Au cap Sicié (7km Toulon), la biodiversité nage en eau claire
PAR OLIVIER COGNASSE Usine Nouvelle 15/07/2018
REPORTAGE Le projet Remora fait revivre la faune sous-marine au cap Sicié grâce à des récifs artificiels. Dernière étape d’une lutte de quarante ans contre la pollution des eaux.
Après quarante ans de pollution, la biodiversité réapparaît.
La première plongée pour l’immersion des récifs artificiels a eu lieu en 2015. À l’époque, il y avait du sable et une eau claire », se rappelle Emmanuel Plessis, le directeur du développement de Veolia Provence-Méditerranée. Le projet Remora a été lancé en 2011 à l’initiative de la fondation Veolia, de l’Agence de l’eau Rhône-Méditerranée-Corse et de l’Institut océanographique Paul Ricard pour recréer de la biodiversité au cap Sicié, à quelques kilomètres de Toulon (Var). Des récifs artificiels ont été mis en place à 15 mètres de profondeur. " Ils sont constitués d’un mélange de béton, de fibres plastiques et de ferrailles ", explique Pierre Boissery, expert des eaux côtières et du littoral méditerranéen à l’Agence de l’eau.
Un an après, " nous avons constaté, lors d’une plongée, un début de colonisation, raconte Emmanuel Plessis. La plongée de cette année est extrêmement réconfortante. Nous avons vu une chaîne trophique complète, avec des espèces témoins du bon équilibre retrouvé, notamment des anémones, des étoiles de mer, des oursins, des bancs de sardines juvéniles… Maintenant, nous allons passer en mode industriel et étendre la surface de 360 à 3 000 mètres carrés ". Un investissement qui devrait atteindre 1 million d’euros.
Il y a quarante ans, le paysage sous-marin dans lequel évoluaient les plongeurs avait une tout autre allure. Nardo Vicente, biologiste marin français et responsable scientifique de l’Institut océanographique Paul Ricard, lançait un cri d’alarme après avoir plongé dans les eaux nauséabondes du cap Sicié en 1978. " Une plaque de plusieurs hectares et d’une profondeur d’un demi-mètre flottait ", se souvient le plongeur, aujourd’hui âgé de 82 ans. La cause : les eaux des égouts des sept communes de l’agglomération de Toulon ouest étaient rejetées directement dans la mer.
50 000 m3 d’eaux usées traitées chaque jour
Les eaux usées sont assainies par Veolia dans une imposante usine posée sur la roche d’une crique, à laquelle on accède par un tunnel long de 1,1 kilomètre. De la mer, elle est à peine visible. Pour respecter les contraintes environnementales, il a fallu un projet architectural qui rende le bâtiment discret et utilise les matériaux naturels locaux tout en préservant la végétation. La station d’épuration traite 50 000 mètres cubes par jour d’eaux usées et peut en absorber le double.

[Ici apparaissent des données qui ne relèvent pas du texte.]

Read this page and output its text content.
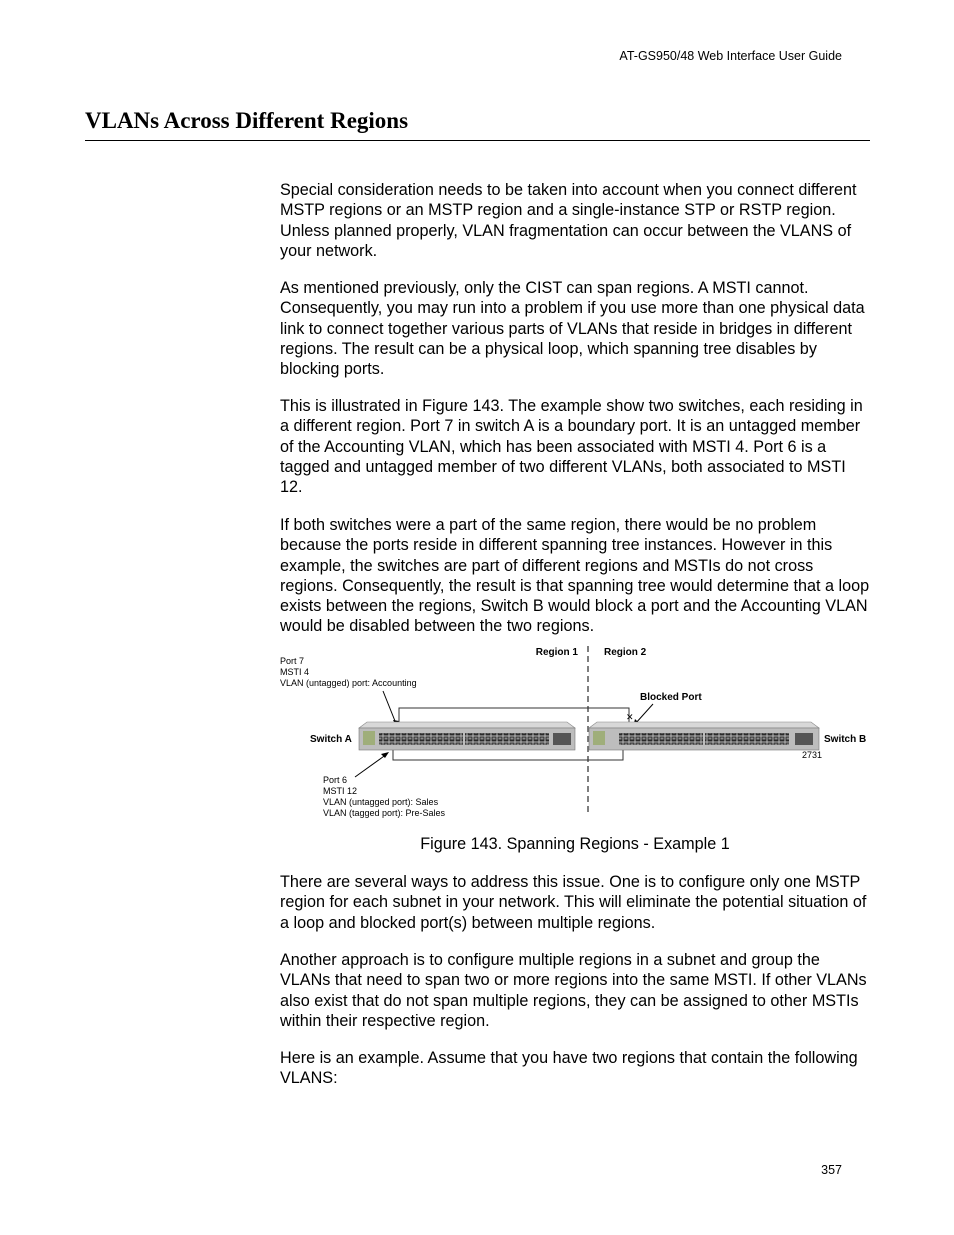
AT-GS950/48 Web Interface User Guide
VLANs Across Different Regions

Special consideration needs to be taken into account when you connect different MSTP regions or an MSTP region and a single-instance STP or RSTP region. Unless planned properly, VLAN fragmentation can occur between the VLANS of your network.

As mentioned previously, only the CIST can span regions. A MSTI cannot. Consequently, you may run into a problem if you use more than one physical data link to connect together various parts of VLANs that reside in bridges in different regions. The result can be a physical loop, which spanning tree disables by blocking ports.

This is illustrated in Figure 143. The example show two switches, each residing in a different region. Port 7 in switch A is a boundary port. It is an untagged member of the Accounting VLAN, which has been associated with MSTI 4. Port 6 is a tagged and untagged member of two different VLANs, both associated to MSTI 12.

If both switches were a part of the same region, there would be no problem because the ports reside in different spanning tree instances. However in this example, the switches are part of different regions and MSTIs do not cross regions. Consequently, the result is that spanning tree would determine that a loop exists between the regions, Switch B would block a port and the Accounting VLAN would be disabled between the two regions.

Region 1	Region 2
Port 7
MSTI 4
VLAN (untagged) port: Accounting
Blocked Port
✕
Switch A	Switch B
2731
Port 6
MSTI 12
VLAN (untagged port): Sales
VLAN (tagged port): Pre-Sales
Figure 143. Spanning Regions - Example 1

There are several ways to address this issue. One is to configure only one MSTP region for each subnet in your network. This will eliminate the potential situation of a loop and blocked port(s) between multiple regions.

Another approach is to configure multiple regions in a subnet and group the VLANs that need to span two or more regions into the same MSTI. If other VLANs also exist that do not span multiple regions, they can be assigned to other MSTIs within their respective region.

Here is an example. Assume that you have two regions that contain the following VLANS:

357
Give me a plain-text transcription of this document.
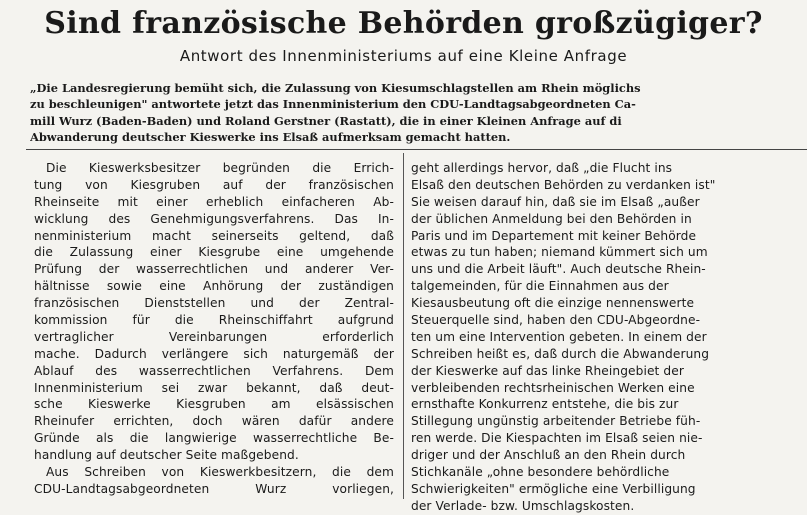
Sind französische Behörden großzügiger?
Antwort des Innenministeriums auf eine Kleine Anfrage
„Die Landesregierung bemüht sich, die Zulassung von Kiesumschlagstellen am Rhein möglichs
zu beschleunigen" antwortete jetzt das Innenministerium den CDU-Landtagsabgeordneten Ca-
mill Wurz (Baden-Baden) und Roland Gerstner (Rastatt), die in einer Kleinen Anfrage auf di
Abwanderung deutscher Kieswerke ins Elsaß aufmerksam gemacht hatten.
Die Kieswerksbesitzer begründen die Errich-
tung von Kiesgruben auf der französischen
Rheinseite mit einer erheblich einfacheren Ab-
wicklung des Genehmigungsverfahrens. Das In-
nenministerium macht seinerseits geltend, daß
die Zulassung einer Kiesgrube eine umgehende
Prüfung der wasserrechtlichen und anderer Ver-
hältnisse sowie eine Anhörung der zuständigen
französischen Dienststellen und der Zentral-
kommission für die Rheinschiffahrt aufgrund
vertraglicher Vereinbarungen erforderlich
mache. Dadurch verlängere sich naturgemäß der
Ablauf des wasserrechtlichen Verfahrens. Dem
Innenministerium sei zwar bekannt, daß deut-
sche Kieswerke Kiesgruben am elsässischen
Rheinufer errichten, doch wären dafür andere
Gründe als die langwierige wasserrechtliche Be-
handlung auf deutscher Seite maßgebend.
Aus Schreiben von Kieswerkbesitzern, die dem
CDU-Landtagsabgeordneten Wurz vorliegen,
geht allerdings hervor, daß „die Flucht ins
Elsaß den deutschen Behörden zu verdanken ist"
Sie weisen darauf hin, daß sie im Elsaß „außer
der üblichen Anmeldung bei den Behörden in
Paris und im Departement mit keiner Behörde
etwas zu tun haben; niemand kümmert sich um
uns und die Arbeit läuft". Auch deutsche Rhein-
talgemeinden, für die Einnahmen aus der
Kiesausbeutung oft die einzige nennenswerte
Steuerquelle sind, haben den CDU-Abgeordne-
ten um eine Intervention gebeten. In einem der
Schreiben heißt es, daß durch die Abwanderung
der Kieswerke auf das linke Rheingebiet der
verbleibenden rechtsrheinischen Werken eine
ernsthafte Konkurrenz entstehe, die bis zur
Stillegung ungünstig arbeitender Betriebe füh-
ren werde. Die Kiespachten im Elsaß seien nie-
driger und der Anschluß an den Rhein durch
Stichkanäle „ohne besondere behördliche
Schwierigkeiten" ermögliche eine Verbilligung
der Verlade- bzw. Umschlagskosten.
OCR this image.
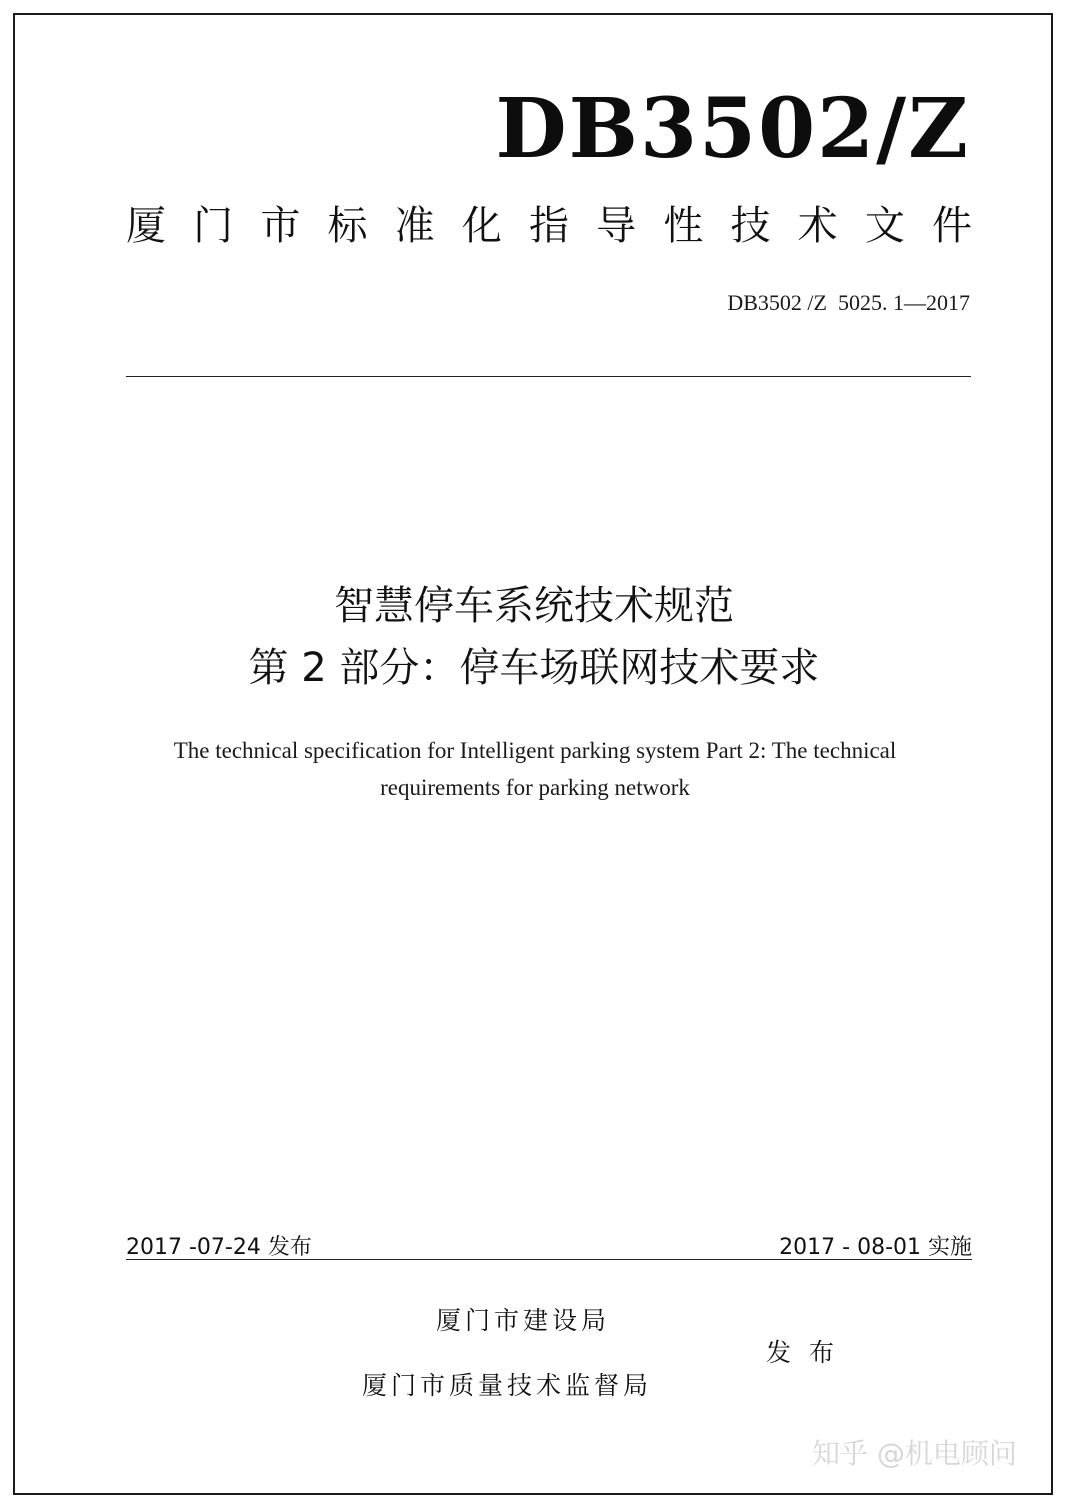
DB3502/Z
厦门市标准化指导性技术文件
DB3502 /Z  5025. 1—2017
智慧停车系统技术规范
第 2 部分：停车场联网技术要求
The technical specification for Intelligent parking system Part 2: The technical
requirements for parking network
2017 -07-24 发布	2017 - 08-01 实施
厦门市建设局
厦门市质量技术监督局
发布
知乎 @机电顾问
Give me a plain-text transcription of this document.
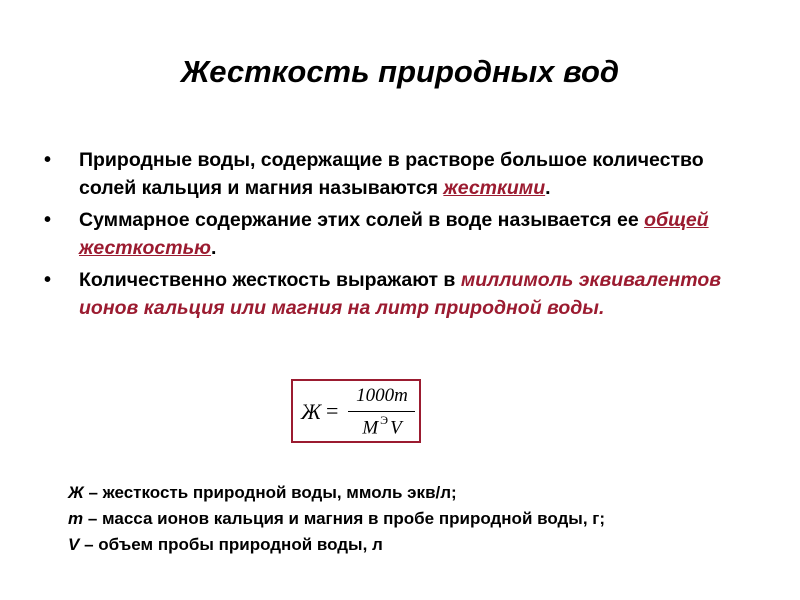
Жесткость природных вод
• Природные воды, содержащие в растворе большое количество солей кальция и магния называются жесткими.
• Суммарное содержание этих солей в воде называется ее общей жесткостью.
• Количественно жесткость выражают в миллимоль эквивалентов ионов кальция или магния на литр природной воды.
Ж =
1000m
M $^Э$ V
Ж – жесткость природной воды, ммоль экв/л;
m – масса ионов кальция и магния в пробе природной воды, г;
V – объем пробы природной воды, л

Trente-huit personnes travaillent sur ce site dirigé par Véronique Hocquet, responsable des usines pour la Provence-Méditerranée Ouest. " L’usine a été construite en deux étapes avec, en 1997, la mise en service de la première tranche pour le traitement physico-chimique, rappelle Véronique Hocquet. Une unité de traitement biologique a été ouverte en 2002, avec des filtres à base de matériaux volcaniques qui fixent les bactéries qui se nourrissent de la pollution. " Elle élimine par exemple 95 % du paracétamol.
L’usine peut traiter jusqu’à 100 000 m3 d’eaux usées par jour.
Les eaux usées, à leur arrivée, traversent des grilles qui arrêtent les corps flottants et les déchets. Ensuite, les sables et les graviers se déposent dans quatre bassins et sont évacués, tandis que les graisses sont émulsionnées par injection d’air puis collectées en surface de traitement. Étape suivante : les particules fines en suspension dans l’eau sont rassemblées en flocons grâce à l’action d’un coagulant. Ces flocons sont entraînés par leur poids au fond d’un bassin décanteur. Les boues sont alors dirigées vers des centrifugeuses. La matière part au four Pyrofluid, une technologie brevetée qui assure la combustion de 2,2 tonnes de boues sèches par heure. Les fumées sont filtrées pour éliminer les gaz acides (chlorure d’hydrogène et dioxyde de soufre) et les oxydes d’azote (NOx). L’eau continue, elle, son parcours par une filtration biologique avant de rejoindre la mer.
La station d’épuration a été conçue de manière à se fondre dans le paysage.